Beinn Edra is not an easy mountain to reach even in good weather. There is no road to the crash site, only a long climb up the eastern flank from Staffin through wet ground and broken basalt. The Inverness-based No. 56 Maintenance Unit was sent in to recover what could be recovered. Working on a steep face in early spring, they wriggled wreckage loose and let it tumble downslope to be collected at the bottom, dodging the rockfalls their own work was triggering. One man was struck by a falling oil cooler and injured. The bodies of the crewmen were brought down first. They were buried temporarily in the United Kingdom, then repatriated as their families requested. Four of them - Aldrich, Fahselt, Vaughan and Wilkinson - share a communal grave at Jefferson Barracks National Cemetery in Missouri. Four were buried in their home states.
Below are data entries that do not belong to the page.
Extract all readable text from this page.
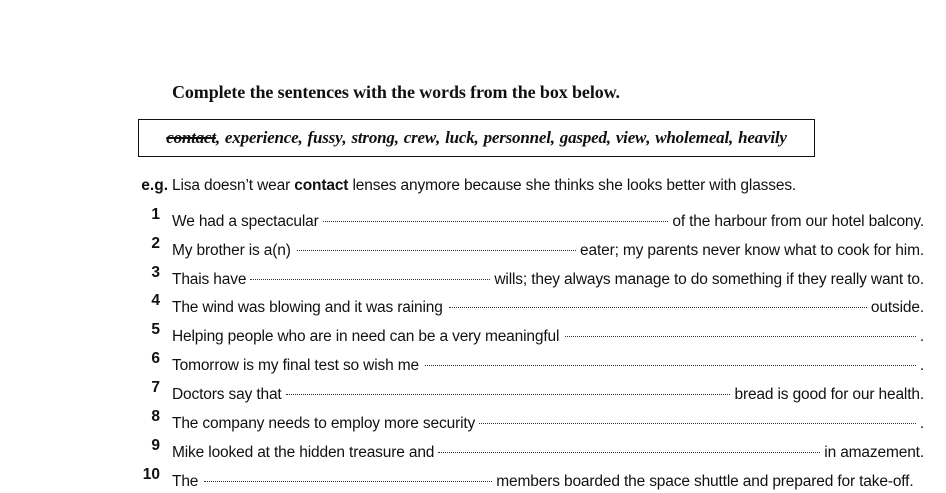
Complete the sentences with the words from the box below.
contact , experience , fussy , strong , crew , luck , personnel , gasped , view , wholemeal , heavily
e.g. Lisa doesn’t wear
contact
lenses anymore because she thinks she looks better with glasses.
1 We had a spectacular	of the harbour from our hotel balcony.
2 My brother is a(n)	eater; my parents never know what to cook for him.
3 Thais have	wills; they always manage to do something if they really want to.
4 The wind was blowing and it was raining	outside.
5 Helping people who are in need can be a very meaningful	.
6 Tomorrow is my final test so wish me	.
7 Doctors say that	bread is good for our health.
8 The company needs to employ more security	.
9 Mike looked at the hidden treasure and	in amazement.
10 The	members boarded the space shuttle and prepared for take-off.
Only Jeanblanc remained in Europe: he lies in the American Military Cemetery at Cambridge, England, among the rows of white markers for Americans who died in the European theatre.

What Staffin Remembers

For decades the crash was a local story, known to Skye hillwalkers who occasionally came across twisted aluminium high on Beinn Edra. In 2015, on the seventieth anniversary, the names of all ten airmen were added to the war memorial in Staffin village - a granite stone that already carried the dead of the Boer War, the First World War and the Second. A plaque was set at the crash site itself. The Skye Ecomuseum, run by Staffin Community Trust, now includes the wreck among the stories it tells about the Trotternish landscape. None of these men was from Skye. None had any reason to know it existed. But Staffin claimed them, the way small places sometimes do when something terrible happens on the hill above them and the only honest response is to refuse to forget.

From the Air

Beinn Edra rises to 2,005 ft / 611 m at 57.59N, 6.26W on the Trotternish escarpment of northern Skye, about 4 nm west of Staffin village. The crash site is on the eastern face. The B-17 was attempting to follow the east coast of Scotland southbound after checking in with RAF Stornoway (now Stornoway Airport, EGPO) approximately 70 nm to the northwest. Nearest ICAO airports today: Inverness (EGPE) 90 nm east, Stornoway (EGPO) 70 nm northwest, Glasgow (EGPF) 150 nm south. Recommended viewing altitude 3000-4000 ft AGL clear of the ridge. Be aware that the Trotternish escarpment generates orographic cloud rapidly - the conditions that killed this crew can re-form in minutes.